Pagi itu, Erlina mengawali harinya sedikit penuh semangat. Beban di pundaknya sedikit hilang, Terlihat sunggingan senyum penuh keoptimisan, ketika Erlina melangkahkan kaki keluar rumah.
Sesuai  kesepakatan semalam, pak Amin menjemput Erlina untuk langsung meluncur ke hotel aston. Meeting dengan direksi.  Tidak banyak hal yang dibicarakan selama perjalanan menuju aston. Hanya hal - hal yang terkait dengan pekerjaan saja yang dibicarakan.
Rapat berlangsung lancar. Pak amin dan Erlina pun langsung meluncur kembali ke kantor. Mereka memutuskan untuk makan siang di kantin saja. Di tengah perjalanan, Erlina minta tolong pak Amin untuk berhenti di toko bunga. Ia ingin membeli seikat bunga mawar yang  akan ditaruh di meja kerjanya.

“Tumben beli bunga Er. Lagi kasmaran atau lagi apa neh? hahahahaha” goda pak Amin begitu Erlina masuk ke dalam mobil lagi.

“Ah, pak Amin, bisa aja. Ga kok, pak. Cuma pengen ganti suasana aja. Biar terlihat agak seger aja ruang kerja saya.” jawab Erlina dengan sunggingan senyum yang menawan.

***

Semenjak malam itu, malam ketika Erlina berbagi bebannya ke pak Amin, berangsur - angsur Erlina menemukan kembali semangat hidupnya. Penuh enerjik di setiap kegiatan yang ia lakukan. Setiap tugas yang dititahkan ke dirinya, berhasil dikerjakan dengan sempurna. Bapak dua orang anak itu pun terlihat puas dengan hasil kerja sekretarisnya, Erlina.

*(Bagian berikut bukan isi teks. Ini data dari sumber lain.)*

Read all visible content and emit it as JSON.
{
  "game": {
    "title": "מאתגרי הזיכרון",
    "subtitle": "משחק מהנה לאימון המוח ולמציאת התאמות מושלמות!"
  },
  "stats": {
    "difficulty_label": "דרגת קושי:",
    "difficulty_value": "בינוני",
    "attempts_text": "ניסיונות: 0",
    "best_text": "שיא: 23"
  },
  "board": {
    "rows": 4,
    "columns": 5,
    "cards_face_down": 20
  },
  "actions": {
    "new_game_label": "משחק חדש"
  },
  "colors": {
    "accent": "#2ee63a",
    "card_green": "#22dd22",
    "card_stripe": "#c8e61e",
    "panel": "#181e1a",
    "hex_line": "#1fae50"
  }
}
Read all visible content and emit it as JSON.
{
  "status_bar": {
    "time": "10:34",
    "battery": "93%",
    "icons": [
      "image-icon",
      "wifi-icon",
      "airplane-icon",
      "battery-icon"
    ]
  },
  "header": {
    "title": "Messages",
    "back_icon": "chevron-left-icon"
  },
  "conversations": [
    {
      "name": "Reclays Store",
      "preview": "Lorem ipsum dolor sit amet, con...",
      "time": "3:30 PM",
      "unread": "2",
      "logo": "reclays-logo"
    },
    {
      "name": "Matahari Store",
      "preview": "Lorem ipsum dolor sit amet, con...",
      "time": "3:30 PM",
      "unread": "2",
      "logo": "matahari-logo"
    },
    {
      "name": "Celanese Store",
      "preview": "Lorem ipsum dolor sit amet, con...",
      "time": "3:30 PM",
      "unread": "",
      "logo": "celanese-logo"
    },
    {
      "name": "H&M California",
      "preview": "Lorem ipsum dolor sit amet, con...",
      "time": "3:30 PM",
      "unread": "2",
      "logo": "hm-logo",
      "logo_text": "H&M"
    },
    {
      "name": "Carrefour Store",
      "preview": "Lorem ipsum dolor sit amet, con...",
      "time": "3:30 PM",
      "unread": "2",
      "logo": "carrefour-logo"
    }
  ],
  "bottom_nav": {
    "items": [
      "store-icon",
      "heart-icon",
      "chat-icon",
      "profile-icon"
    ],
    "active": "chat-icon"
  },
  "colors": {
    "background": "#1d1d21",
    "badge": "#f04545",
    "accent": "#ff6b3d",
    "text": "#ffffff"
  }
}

“Er, bapak minta tolong ntar sehabis pulang kantor, temenin bapak sama anak - anak bapak ke mall ya? Si sulung mau cari buku buat ujiannya seminggu lagi di gramedia. Sehabis pulang sekolah si sulung sama adiknya langsung pergi ke sana. Jadi, kita ntar langsung ketemuan di sana saja sama mereka. Kita pulang agak awal aja, Er. Jam 3 sore, kita langsung meluncur ke sana. Kasian, ntar mereka nunggu kelamaan di sana kalo kelamaan. Oke!!!!” Pinta Pak Amin, lewat telpon paralel dari ruangannya.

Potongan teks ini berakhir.